I know that this is late but I stumbled upon this question myself too and I didn't find any answers. Fortunately, I thought about it for a while and I came up with a satisfying conclusion.
By examining the dynamic routing algorithm, one can clearly see that the logits $b_{ij}$ must always be set to zero (whether training the model or not), and then they are updated on each iteration according to the prediction $\hat{u}_{j|i}$, and in turn, update $c_{ij}$. What this means is that all $c_{ij}$ are not parameters for the model but rather values determined by the dynamic routing algorithm, hence the name "dynamic". In other words, $c_{ij}$ are not trainable parameters. Similar to weighted sums and activations of ordinary deep neural networks, you need to store these values during the feed forward pass to substitute them later on in the calculations of the backpropagation algorithm.

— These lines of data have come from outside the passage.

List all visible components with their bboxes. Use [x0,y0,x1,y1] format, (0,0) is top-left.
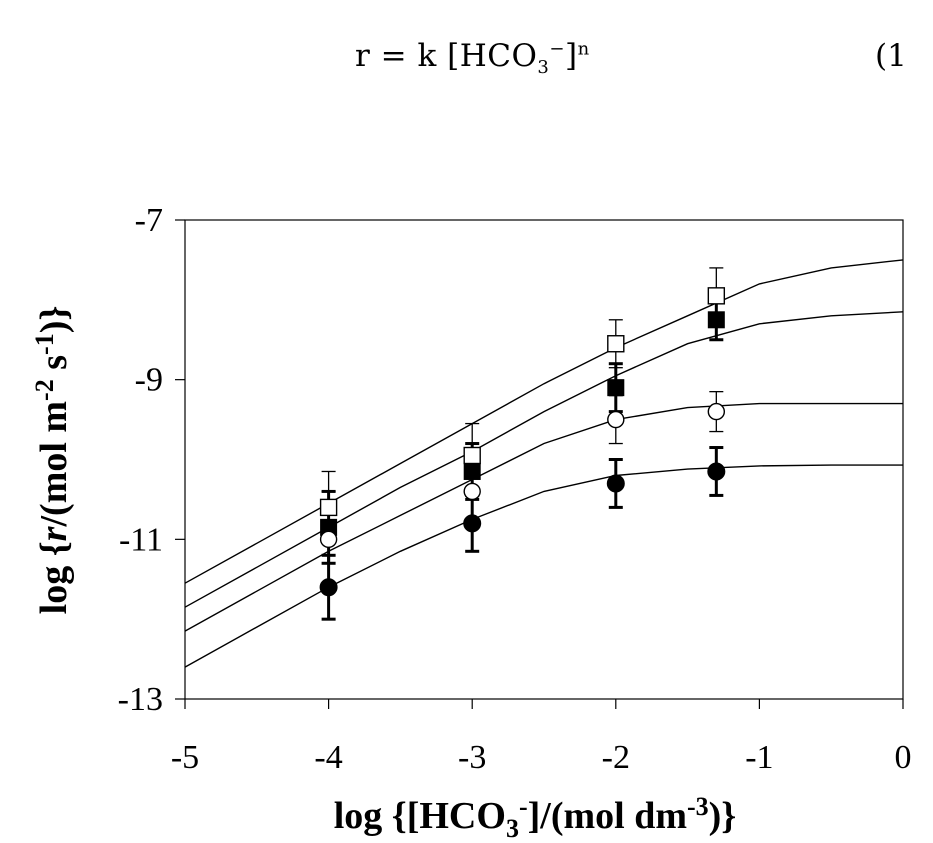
equation-number: (1 [875,38,907,74]
open-circle-marker [463,482,481,501]
filled-square-marker [707,311,725,329]
filled-square-marker [607,379,625,397]
open-circle-marker [319,530,338,549]
x-tick-label: -4 [314,739,342,776]
filled-square-marker [463,462,481,480]
plot-area [184,219,904,700]
open-circle-marker [607,410,625,429]
equation-charge: − [549,38,565,60]
fit-line [184,259,904,584]
y-axis-title: log {r/(mol m-2 s-1)} [30,306,75,615]
equation-lhs: r = k [HCO [355,38,538,74]
open-square-marker [319,498,338,517]
x-axis: -5 -4 -3 -2 -1 0 [171,699,912,776]
open-square-marker [607,335,625,353]
equation-text: r = k [HCO3−]n [355,38,590,78]
x-tick-label: -5 [171,739,199,776]
equation-exponent: n [577,38,590,60]
x-axis-title: log {[HCO3-]/(mol dm-3)} [334,792,737,843]
x-tick-label: -1 [745,739,773,776]
y-tick-label: -13 [118,681,163,718]
open-circle-marker [707,402,726,421]
y-tick-label: -9 [135,362,163,399]
x-tick-label: -3 [458,739,486,776]
fit-line [184,402,903,632]
y-tick-label: -7 [135,202,163,239]
equation-subscript: 3 [537,57,550,79]
y-axis-title-group: log {r/(mol m-2 s-1)} [30,306,75,615]
fit-line [184,464,903,668]
y-tick-label: -11 [119,521,163,558]
open-square-marker [463,446,481,465]
equation: r = k [HCO3−]n (1 [0,20,933,80]
equation-close-bracket: ] [564,38,578,74]
filled-circle-marker [707,462,726,481]
fit-lines [184,259,904,668]
filled-circle-marker [463,514,482,533]
x-tick-label: 0 [895,739,912,776]
y-axis: -13 -11 -9 -7 [118,202,185,718]
filled-circle-marker [606,474,625,493]
fit-line [184,311,904,608]
data-markers [319,287,726,597]
x-tick-label: -2 [602,739,630,776]
filled-circle-marker [319,578,338,597]
open-square-marker [707,287,726,305]
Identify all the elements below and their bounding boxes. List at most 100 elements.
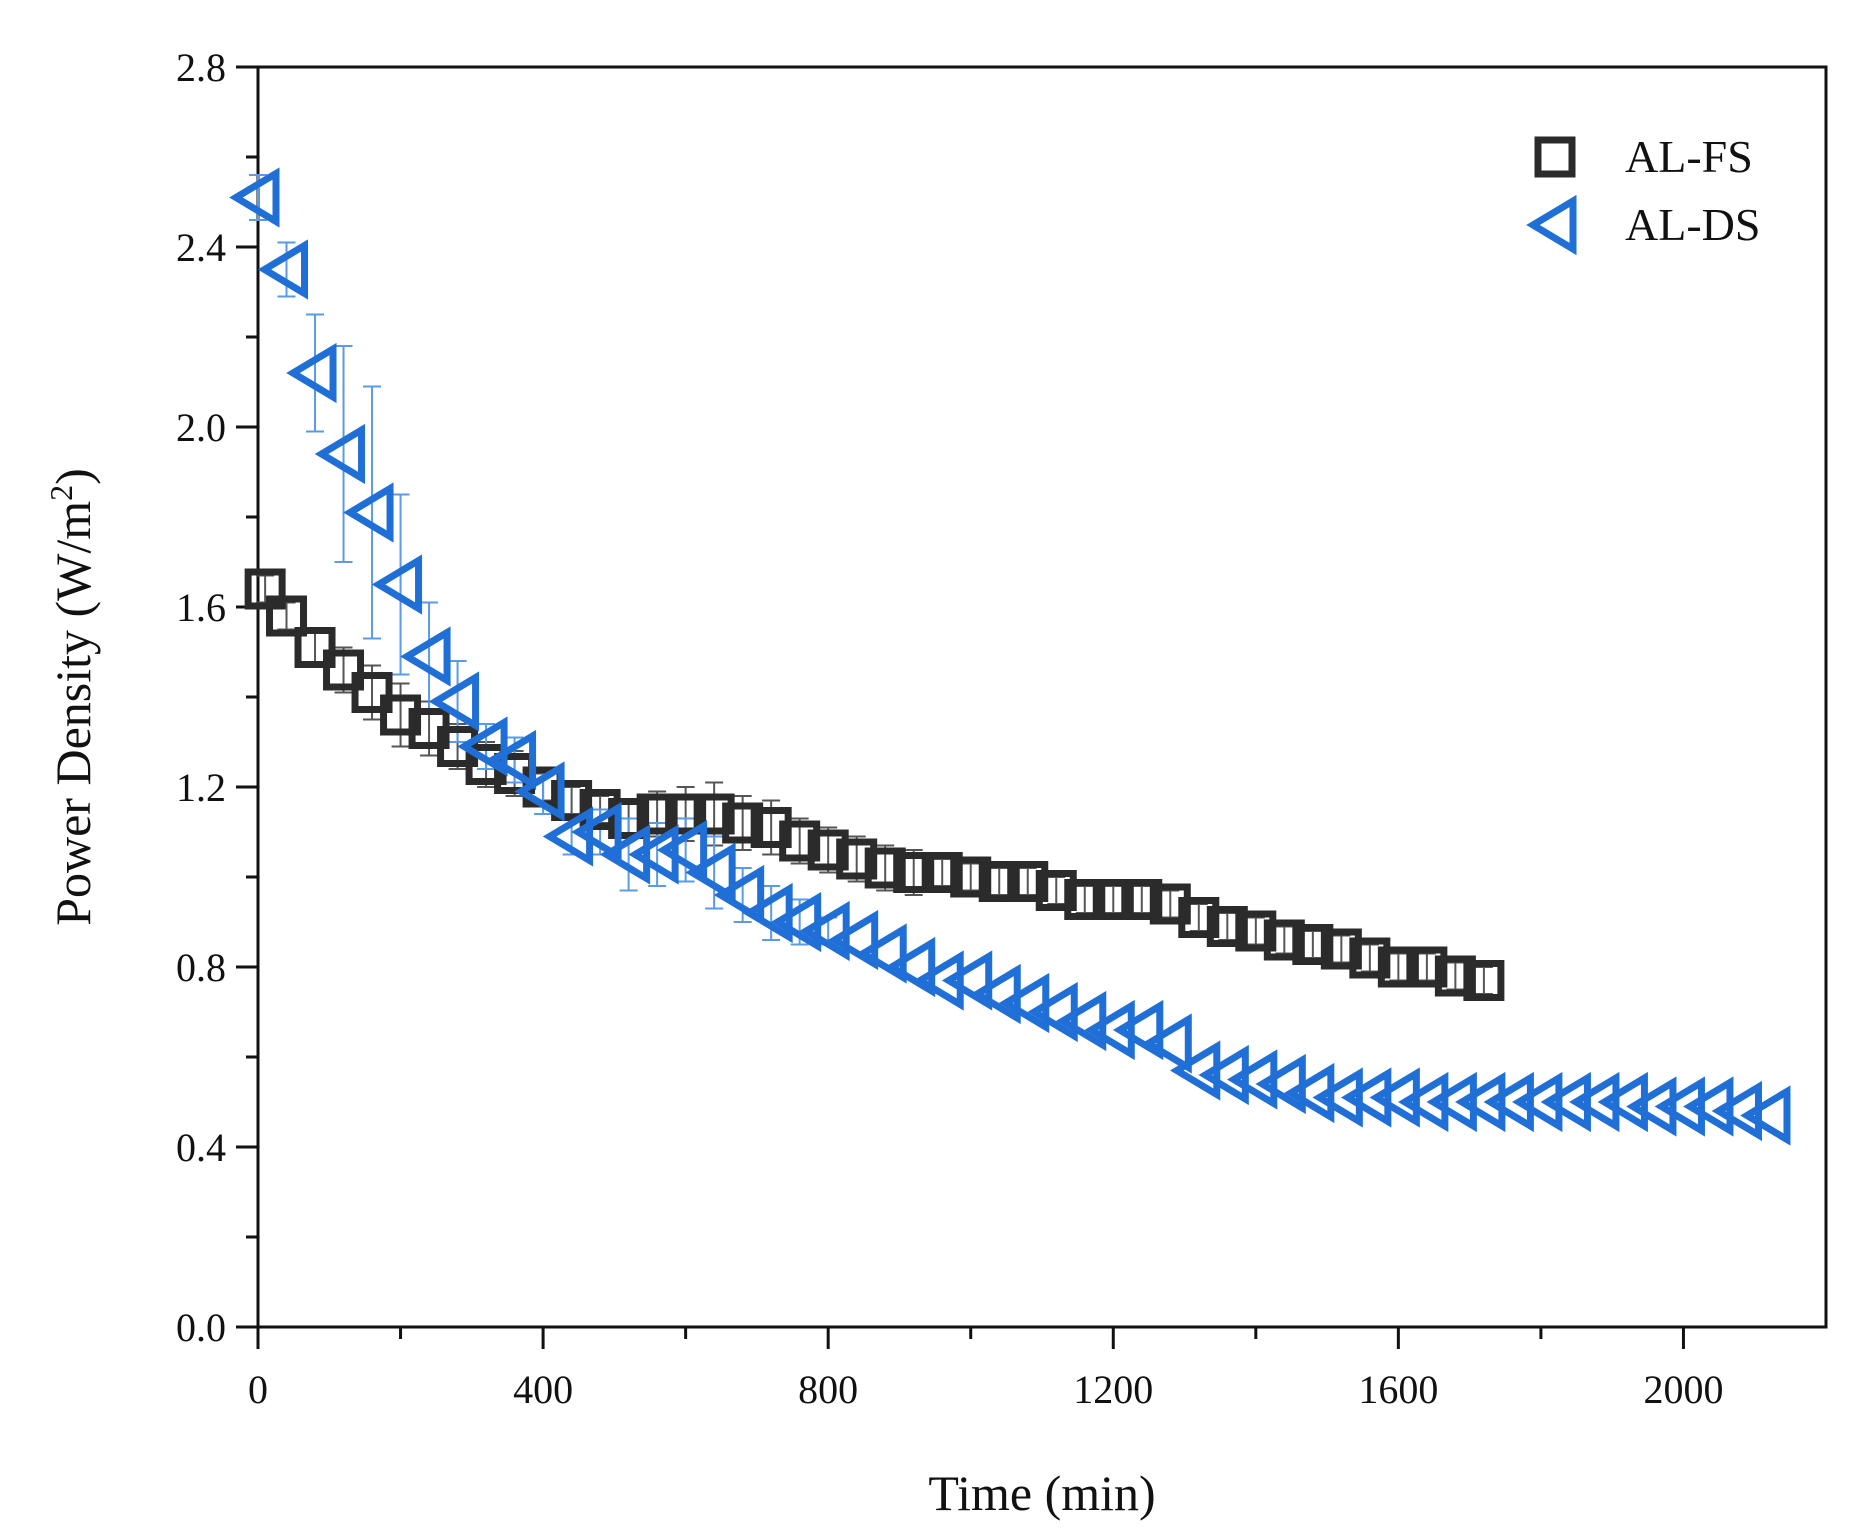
data-point-al-ds [286,342,337,404]
data-point-al-fs [1406,946,1448,988]
legend-swatch-al-ds [1526,194,1577,256]
data-point-al-fs [1434,955,1476,997]
y-axis-title-sup: 2 [43,485,79,501]
data-point-al-fs [779,820,821,862]
data-point-al-fs [323,649,365,691]
data-point-al-fs [636,793,678,835]
data-point-al-ds [1112,999,1164,1061]
data-point-al-fs [665,793,707,835]
data-point-al-ds [1654,1076,1705,1137]
y-tick-labels: 0.0 0.4 0.8 1.2 1.6 2.0 2.4 2.8 [176,45,226,1350]
data-point-al-ds [1027,981,1078,1043]
data-point-al-fs [266,595,308,637]
data-point-al-fs [608,798,650,839]
data-markers [229,167,1791,1146]
data-point-al-fs [1007,861,1049,902]
data-point-al-fs [1064,879,1106,920]
data-point-al-fs [1263,919,1305,961]
data-point-al-ds [1055,990,1107,1052]
data-point-al-fs [1463,960,1505,1001]
data-point-al-fs [294,627,336,668]
data-point-al-ds [1398,1071,1449,1133]
data-point-al-ds [1426,1071,1477,1133]
data-point-al-ds [1141,1013,1192,1074]
data-point-al-ds [970,963,1021,1025]
y-tick-label: 2.0 [176,405,226,450]
x-tick-label: 1200 [1073,1367,1153,1412]
legend-marker-al-ds [1526,194,1577,256]
data-point-al-fs [351,672,393,713]
data-point-al-ds [742,882,793,944]
data-point-al-fs [950,856,992,898]
legend-swatch-al-fs [1534,136,1576,178]
x-tick-label: 1600 [1358,1367,1438,1412]
data-point-al-fs [1121,879,1163,920]
data-point-al-ds [1540,1071,1591,1133]
data-point-al-fs [1035,870,1077,911]
legend-label-al-ds: AL-DS [1625,199,1760,250]
data-point-al-ds [571,801,622,863]
data-point-al-fs [551,780,593,821]
x-tick-label: 800 [798,1367,858,1412]
data-point-al-ds [314,423,366,485]
data-point-al-ds [457,716,508,777]
data-point-al-ds [1569,1071,1620,1133]
data-point-al-ds [1312,1067,1363,1128]
legend-marker-al-fs [1534,136,1576,178]
data-point-al-ds [884,936,936,998]
data-point-al-fs [864,847,906,889]
y-tick-label: 0.4 [176,1125,226,1170]
y-tick-label: 2.8 [176,45,226,90]
data-point-al-ds [428,671,480,732]
data-point-al-ds [799,900,850,962]
data-point-al-ds [713,864,765,926]
data-point-al-fs [921,852,963,893]
data-point-al-fs [1206,906,1248,947]
data-point-al-ds [998,972,1050,1034]
data-point-al-ds [1483,1071,1534,1133]
plot-frame [256,65,1828,1329]
y-axis-title-main: Power Density (W/m [45,501,101,926]
data-point-al-ds [485,729,537,791]
y-tick-label: 1.6 [176,585,226,630]
data-point-al-ds [913,950,964,1011]
y-tick-label: 0.0 [176,1305,226,1350]
data-point-al-fs [693,793,735,835]
y-tick-label: 2.4 [176,225,226,270]
x-tick-labels: 0 400 800 1200 1600 2000 [248,1367,1723,1412]
data-point-al-ds [1512,1071,1563,1133]
data-point-al-fs [893,852,935,893]
data-point-al-fs [1092,879,1134,920]
data-point-al-ds [827,909,879,971]
data-point-al-ds [656,819,708,881]
x-tick-label: 400 [513,1367,573,1412]
axis-ticks [236,65,1685,1349]
data-point-al-ds [229,167,280,228]
data-point-al-fs [1320,928,1362,970]
y-axis-title: Power Density (W/m2) [43,468,101,926]
data-point-al-ds [400,626,451,687]
data-point-al-fs [1292,924,1334,965]
legend-label-al-fs: AL-FS [1625,131,1753,182]
data-point-al-ds [1740,1085,1791,1146]
data-point-al-fs [978,861,1020,902]
data-point-al-fs [807,829,849,871]
y-tick-label: 1.2 [176,765,226,810]
data-point-al-ds [685,842,736,903]
data-point-al-ds [257,239,309,300]
x-axis-title: Time (min) [928,1465,1155,1521]
data-point-al-ds [941,950,993,1011]
data-point-al-fs [1377,946,1419,988]
data-point-al-ds [343,482,394,543]
data-point-al-ds [1084,999,1135,1061]
data-point-al-ds [1626,1076,1677,1137]
x-tick-label: 2000 [1643,1367,1723,1412]
data-point-al-fs [1235,910,1277,952]
data-point-al-ds [599,824,651,885]
y-tick-label: 0.8 [176,945,226,990]
data-point-al-ds [371,554,423,615]
data-point-al-fs [1349,937,1391,979]
data-point-al-fs [722,802,764,844]
data-point-al-ds [1341,1067,1392,1128]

That said, the transformation matrices $W_{ij}$ are the trainable parameters and what you need to do is calculate their derivatives. To do that you need to substitute the equations $\hat{u}_{j|i} = W_{ij} u_{i}$ and $s_j = \sum\limits_{i} c_{ij} \hat{u}_{j|i} $ in the activation function $v_j =\frac{\lVert s_j \rVert^{2}}{1+ \lVert s_j \rVert^{2}} \frac{s_j}{ \lVert s_j \rVert}$, i.e., calculate $ s_j = \sum\limits_{i} c_{ij} W_{ij} u_{i} $ and use that to calculate $\lVert s_j \rVert$ using the euclidean norm, then plug these in $v_j$. The final formula will be daunting but at least it will be in terms of the weights, the values $c_{ij}$ which should be treated as constants, and $u_i$.
To make things a bit easier you can use this trick: set $z_{ij} = W_{ij} u_{i}$ and then the derivations should be nicer in terms of $z_{ij}$.